Quando Ellington tornò nella stanza dopo la chiamata, era accigliato. Detestava vederlo così giù dopo l’esaltazione di essere il suo protettore la scorsa notte, ma era anche contenta di non essere l'unica a sperimentare sbalzi di umore.

“Che c'è?” gli chiese.

“Sarà qui per il parto, ma ha detto che non verrà fino a quando non sarai di almeno otto centimetri. Inoltre... stavo per portarti delle cialde dalla mensa, ma le infermiere dicono che dovresti mangiare leggero.
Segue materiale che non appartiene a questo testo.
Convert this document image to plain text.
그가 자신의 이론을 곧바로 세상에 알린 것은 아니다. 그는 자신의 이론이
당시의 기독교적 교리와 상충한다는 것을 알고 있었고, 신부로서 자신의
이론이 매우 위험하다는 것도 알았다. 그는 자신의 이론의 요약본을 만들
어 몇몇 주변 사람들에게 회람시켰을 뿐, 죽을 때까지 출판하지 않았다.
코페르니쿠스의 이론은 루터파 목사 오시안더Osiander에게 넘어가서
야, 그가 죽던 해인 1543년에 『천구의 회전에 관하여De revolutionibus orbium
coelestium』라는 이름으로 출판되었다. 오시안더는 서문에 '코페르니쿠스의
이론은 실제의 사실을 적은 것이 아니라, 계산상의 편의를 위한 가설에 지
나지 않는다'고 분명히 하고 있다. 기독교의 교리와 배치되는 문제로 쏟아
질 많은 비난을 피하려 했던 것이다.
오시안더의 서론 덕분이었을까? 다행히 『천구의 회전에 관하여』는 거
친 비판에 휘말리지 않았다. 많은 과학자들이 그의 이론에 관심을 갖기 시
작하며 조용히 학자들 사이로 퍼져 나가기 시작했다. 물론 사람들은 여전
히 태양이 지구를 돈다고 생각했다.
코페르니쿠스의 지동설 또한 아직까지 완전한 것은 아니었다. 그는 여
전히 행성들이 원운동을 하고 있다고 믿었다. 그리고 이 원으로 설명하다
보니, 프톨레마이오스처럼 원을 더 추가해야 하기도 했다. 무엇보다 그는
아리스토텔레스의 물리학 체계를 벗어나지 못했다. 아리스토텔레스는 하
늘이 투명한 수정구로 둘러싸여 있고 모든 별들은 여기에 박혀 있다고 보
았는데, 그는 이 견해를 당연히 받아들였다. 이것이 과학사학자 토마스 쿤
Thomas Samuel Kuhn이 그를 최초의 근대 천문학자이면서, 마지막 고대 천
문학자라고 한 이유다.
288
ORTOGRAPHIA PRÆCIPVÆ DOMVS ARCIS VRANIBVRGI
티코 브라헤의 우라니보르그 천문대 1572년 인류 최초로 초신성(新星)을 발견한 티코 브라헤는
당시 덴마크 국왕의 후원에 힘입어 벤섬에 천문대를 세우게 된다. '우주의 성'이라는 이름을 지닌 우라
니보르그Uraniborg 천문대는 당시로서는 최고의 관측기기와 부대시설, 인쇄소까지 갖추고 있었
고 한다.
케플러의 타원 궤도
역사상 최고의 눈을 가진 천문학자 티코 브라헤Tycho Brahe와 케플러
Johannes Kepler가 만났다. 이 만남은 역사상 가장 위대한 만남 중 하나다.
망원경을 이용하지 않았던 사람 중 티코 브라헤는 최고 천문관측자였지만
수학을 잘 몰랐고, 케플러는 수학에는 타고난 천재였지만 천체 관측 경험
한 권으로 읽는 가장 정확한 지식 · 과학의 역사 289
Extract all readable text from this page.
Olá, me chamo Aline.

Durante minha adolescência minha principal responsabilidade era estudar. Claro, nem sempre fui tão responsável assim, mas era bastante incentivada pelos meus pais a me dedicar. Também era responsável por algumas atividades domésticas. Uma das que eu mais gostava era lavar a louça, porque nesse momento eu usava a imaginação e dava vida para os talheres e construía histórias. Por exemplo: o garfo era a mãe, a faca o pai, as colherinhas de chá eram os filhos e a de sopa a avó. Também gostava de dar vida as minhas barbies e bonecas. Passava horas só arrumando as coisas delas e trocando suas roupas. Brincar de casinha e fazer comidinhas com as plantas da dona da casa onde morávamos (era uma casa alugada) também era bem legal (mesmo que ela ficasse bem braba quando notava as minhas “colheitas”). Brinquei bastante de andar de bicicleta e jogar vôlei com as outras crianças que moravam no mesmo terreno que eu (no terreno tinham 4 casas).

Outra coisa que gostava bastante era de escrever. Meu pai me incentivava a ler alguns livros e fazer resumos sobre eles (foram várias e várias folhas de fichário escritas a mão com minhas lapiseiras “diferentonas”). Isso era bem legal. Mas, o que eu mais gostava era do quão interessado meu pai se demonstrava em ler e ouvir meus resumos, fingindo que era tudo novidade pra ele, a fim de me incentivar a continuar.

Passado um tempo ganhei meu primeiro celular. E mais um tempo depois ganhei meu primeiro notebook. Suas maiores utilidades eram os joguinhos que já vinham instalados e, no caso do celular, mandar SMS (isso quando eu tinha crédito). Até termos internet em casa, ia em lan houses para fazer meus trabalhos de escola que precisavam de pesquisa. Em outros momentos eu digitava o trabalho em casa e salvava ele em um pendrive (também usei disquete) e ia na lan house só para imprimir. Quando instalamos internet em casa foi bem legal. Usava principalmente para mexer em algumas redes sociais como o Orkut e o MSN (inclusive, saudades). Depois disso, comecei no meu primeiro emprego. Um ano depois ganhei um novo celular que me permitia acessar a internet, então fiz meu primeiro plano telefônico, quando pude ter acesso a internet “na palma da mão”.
Ti porteranno della gelatina e dei cubetti di ghiaccio.”

Mackenzie si spostò sul letto e si guardò il ventre. Preferiva guardare lì, piuttosto che le macchine e i monitor a cui l'avevano attaccata. Stava tracciando la forma del pancione con le mani, quando bussarono alla porta. Il nuovo dottore entrò con in mano la sua cartella clinica. Aveva un aria felice e completamente riposata, probabilmente reduce da un bel sonno ristoratore.

Bastardo, pensò Mackenzie.

Il dottore per fortuna non chiacchierò molto mentre la visitava. Mackenzie non gli prestò molta attenzione, onestamente. Era stanca e si stava addormentando persino mentre lui le cospargeva il ventre di gel per controllare i progressi del bambino. Si addormentò per qualche istante, fino a quando sentì il medico che le parlava.

“Signora White?”

“Sì?” rispose, irritata perché non riusciva a schiacciare un pisolino. Aveva provato tra una contrazione e l’altra... avrebbe dato qualsiasi cosa per avere un po’ di riposo.

“Avverte qualche nuovo disagio?”

“Solo lo stesso dolore che ho avuto da quando siamo arrivati ​​qui.”

“Ha sentito il bambino muoversi molto nelle ultime ore?”

“No, non direi. Perché... c'è qualcosa che non va?”

“No, non esattamente. Però credo che il bambino si sia girato. Ci sono buone possibilità che avrà un parto podalico. Inoltre sente un battito cardiaco irregolare... niente di terribilmente fuori dall'ordinario, ma abbastanza da suscitare preoccupazione.”

Ellington fu subito al suo fianco, prendendole la mano. “Podalico... è rischioso?”

“Quasi mai,” disse il dottore. “A volte impariamo che il bambino è girato a qualche settimana dal parto. Ma il vostro era nella posizione corretta durante l'ultima visita... era anche perfettamente posizionato quando vi siete registrati ieri notte. Poi però si è girato e, a meno che non ci siano cambiamenti drastici, non credo che tornerò nella giusta posizione. In questo momento, è il battito del cuore che mi preoccupa maggiormente.”

“Allora cosa mi consiglia?” chiese Mackenzie.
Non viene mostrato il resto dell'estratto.